SHORTLISTED FOR THE DUKE OF WELLINGTON MEDAL AND THE GILDER LEHRMAN
PRIZE FOR MILITARY HISTORY 2022 'A terrific read ... McMeekin is a
superb writer' David Aaronovitch, The Times 'Gripping,
authoritative, accessible and always bracingly revisionist' Simon
Sebag Montefiore 'Impressive ... A new look at the conflict, which
poses new questions and provides new and often unexpected answers
to the old ones' Serhii Plokhy, The Guardian In this remarkable,
ground-breaking new book Sean McMeekin marks a generational shift
in our view of Stalin as an ally in the Second World War. Stalin's
only difference from Hitler, he argues, was that he was a
successful murderous predator. With Hitler dead and the Third Reich
in ruins, Stalin created an immense new Communist empire.

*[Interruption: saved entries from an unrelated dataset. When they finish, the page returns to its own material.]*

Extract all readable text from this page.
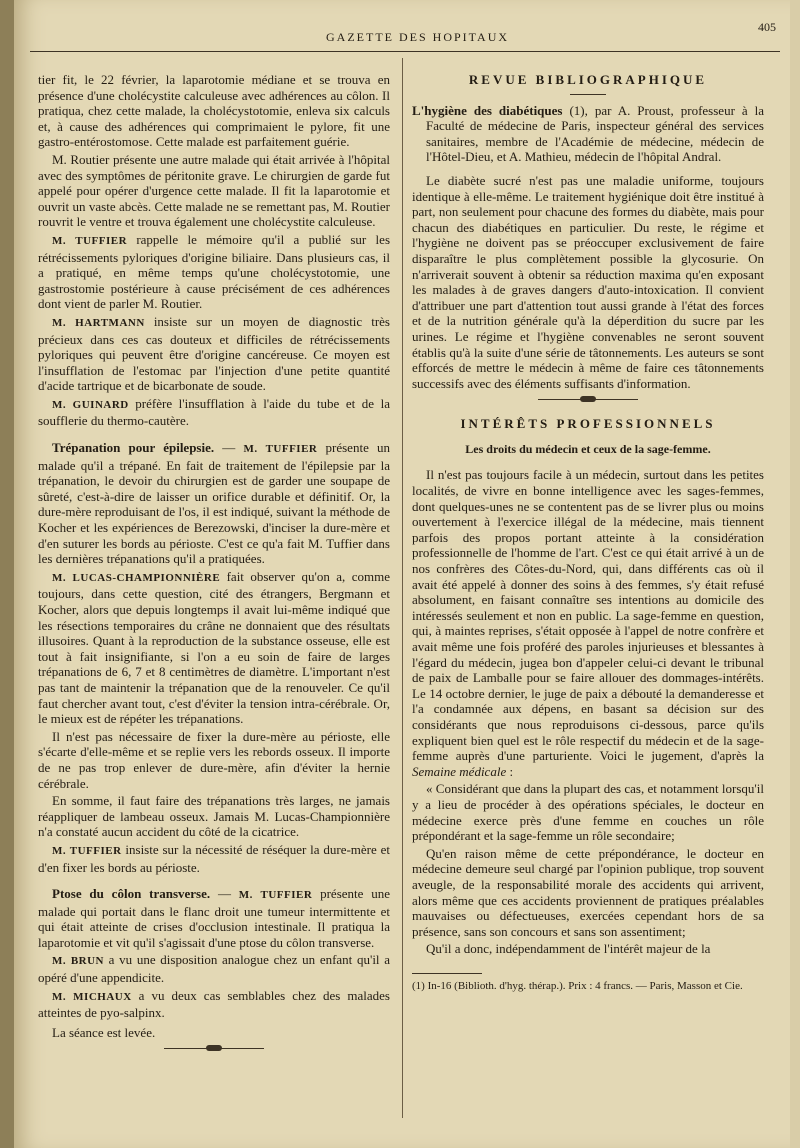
GAZETTE DES HOPITAUX
405

tier fit, le 22 février, la laparotomie médiane et se trouva en présence d'une cholécystite calculeuse avec adhérences au côlon. Il pratiqua, chez cette malade, la cholécystotomie, enleva six calculs et, à cause des adhérences qui comprimaient le pylore, fit une gastro-entérostomose. Cette malade est parfaitement guérie.

M. Routier présente une autre malade qui était arrivée à l'hôpital avec des symptômes de péritonite grave. Le chirurgien de garde fut appelé pour opérer d'urgence cette malade. Il fit la laparotomie et ouvrit un vaste abcès. Cette malade ne se remettant pas, M. Routier rouvrit le ventre et trouva également une cholécystite calculeuse.

M. TUFFIER rappelle le mémoire qu'il a publié sur les rétrécissements pyloriques d'origine biliaire. Dans plusieurs cas, il a pratiqué, en même temps qu'une cholécystotomie, une gastrostomie postérieure à cause précisément de ces adhérences dont vient de parler M. Routier.

M. HARTMANN insiste sur un moyen de diagnostic très précieux dans ces cas douteux et difficiles de rétrécissements pyloriques qui peuvent être d'origine cancéreuse. Ce moyen est l'insufflation de l'estomac par l'injection d'une petite quantité d'acide tartrique et de bicarbonate de soude.

M. GUINARD préfère l'insufflation à l'aide du tube et de la soufflerie du thermo-cautère.

Trépanation pour épilepsie. — M. TUFFIER présente un malade qu'il a trépané. En fait de traitement de l'épilepsie par la trépanation, le devoir du chirurgien est de garder une soupape de sûreté, c'est-à-dire de laisser un orifice durable et définitif. Or, la dure-mère reproduisant de l'os, il est indiqué, suivant la méthode de Kocher et les expériences de Berezowski, d'inciser la dure-mère et d'en suturer les bords au périoste. C'est ce qu'a fait M. Tuffier dans les dernières trépanations qu'il a pratiquées.

M. LUCAS-CHAMPIONNIÈRE fait observer qu'on a, comme toujours, dans cette question, cité des étrangers, Bergmann et Kocher, alors que depuis longtemps il avait lui-même indiqué que les résections temporaires du crâne ne donnaient que des résultats illusoires. Quant à la reproduction de la substance osseuse, elle est tout à fait insignifiante, si l'on a eu soin de faire de larges trépanations de 6, 7 et 8 centimètres de diamètre. L'important n'est pas tant de maintenir la trépanation que de la renouveler. Ce qu'il faut chercher avant tout, c'est d'éviter la tension intra-cérébrale. Or, le mieux est de répéter les trépanations.

Il n'est pas nécessaire de fixer la dure-mère au périoste, elle s'écarte d'elle-même et se replie vers les rebords osseux. Il importe de ne pas trop enlever de dure-mère, afin d'éviter la hernie cérébrale.

En somme, il faut faire des trépanations très larges, ne jamais réappliquer de lambeau osseux. Jamais M. Lucas-Championnière n'a constaté aucun accident du côté de la cicatrice.

M. TUFFIER insiste sur la nécessité de réséquer la dure-mère et d'en fixer les bords au périoste.

Ptose du côlon transverse. — M. TUFFIER présente une malade qui portait dans le flanc droit une tumeur intermittente et qui était atteinte de crises d'occlusion intestinale. Il pratiqua la laparotomie et vit qu'il s'agissait d'une ptose du côlon transverse.

M. BRUN a vu une disposition analogue chez un enfant qu'il a opéré d'une appendicite.

M. MICHAUX a vu deux cas semblables chez des malades atteintes de pyo-salpinx.

La séance est levée.

REVUE BIBLIOGRAPHIQUE

L'hygiène des diabétiques (1), par A. Proust, professeur à la Faculté de médecine de Paris, inspecteur général des services sanitaires, membre de l'Académie de médecine, médecin de l'Hôtel-Dieu, et A. Mathieu, médecin de l'hôpital Andral.

Le diabète sucré n'est pas une maladie uniforme, toujours identique à elle-même. Le traitement hygiénique doit être institué à part, non seulement pour chacune des formes du diabète, mais pour chacun des diabétiques en particulier. Du reste, le régime et l'hygiène ne doivent pas se préoccuper exclusivement de faire disparaître le plus complètement possible la glycosurie. On n'arriverait souvent à obtenir sa réduction maxima qu'en exposant les malades à de graves dangers d'auto-intoxication. Il convient d'attribuer une part d'attention tout aussi grande à l'état des forces et de la nutrition générale qu'à la déperdition du sucre par les urines. Le régime et l'hygiène convenables ne seront souvent établis qu'à la suite d'une série de tâtonnements. Les auteurs se sont efforcés de mettre le médecin à même de faire ces tâtonnements successifs avec des éléments suffisants d'information.

INTÉRÊTS PROFESSIONNELS
Les droits du médecin et ceux de la sage-femme.

Il n'est pas toujours facile à un médecin, surtout dans les petites localités, de vivre en bonne intelligence avec les sages-femmes, dont quelques-unes ne se contentent pas de se livrer plus ou moins ouvertement à l'exercice illégal de la médecine, mais tiennent parfois des propos portant atteinte à la considération professionnelle de l'homme de l'art. C'est ce qui était arrivé à un de nos confrères des Côtes-du-Nord, qui, dans différents cas où il avait été appelé à donner des soins à des femmes, s'y était refusé absolument, en faisant connaître ses intentions au domicile des intéressés seulement et non en public. La sage-femme en question, qui, à maintes reprises, s'était opposée à l'appel de notre confrère et avait même une fois proféré des paroles injurieuses et blessantes à l'égard du médecin, jugea bon d'appeler celui-ci devant le tribunal de paix de Lamballe pour se faire allouer des dommages-intérêts. Le 14 octobre dernier, le juge de paix a débouté la demanderesse et l'a condamnée aux dépens, en basant sa décision sur des considérants que nous reproduisons ci-dessous, parce qu'ils expliquent bien quel est le rôle respectif du médecin et de la sage-femme auprès d'une parturiente. Voici le jugement, d'après la Semaine médicale :

« Considérant que dans la plupart des cas, et notamment lorsqu'il y a lieu de procéder à des opérations spéciales, le docteur en médecine exerce près d'une femme en couches un rôle prépondérant et la sage-femme un rôle secondaire;

Qu'en raison même de cette prépondérance, le docteur en médecine demeure seul chargé par l'opinion publique, trop souvent aveugle, de la responsabilité morale des accidents qui arrivent, alors même que ces accidents proviennent de pratiques préalables mauvaises ou défectueuses, exercées cependant hors de sa présence, sans son concours et sans son assentiment;

Qu'il a donc, indépendamment de l'intérêt majeur de la

(1) In-16 (Biblioth. d'hyg. thérap.). Prix : 4 francs. — Paris, Masson et Cie.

Among his
holdings were Czechoslovakia and Poland, the fates of which had
first set the West against the Nazis and, of course, China and
North Korea, the ramifications of which we still live with today.
Until Barbarossa wrought a public relations miracle, turning him
into a plucky ally of the West, Stalin had murdered millions,
subverted every norm of international behaviour, invaded as many
countries as Hitler had, and taken great swathes of territory he
would continue to keep. In the larger sense the global conflict
grew out of not only German and Japanese aggression but Stalin's
manoeuvrings, orchestrated to provoke wars of attrition between the
capitalist powers in Europe and in Asia. Throughout the war Stalin
chose to do only what would benefit his own regime, not even aiding
in the effort against Japan until the conflict's last weeks. Above
all, Stalin's War uncovers the shocking details of how the US
government (to the detriment of itself and its other allies)
fuelled Stalin's war machine, blindly agreeing to every Soviet
demand, right down to agents supplying details of the atomic bomb.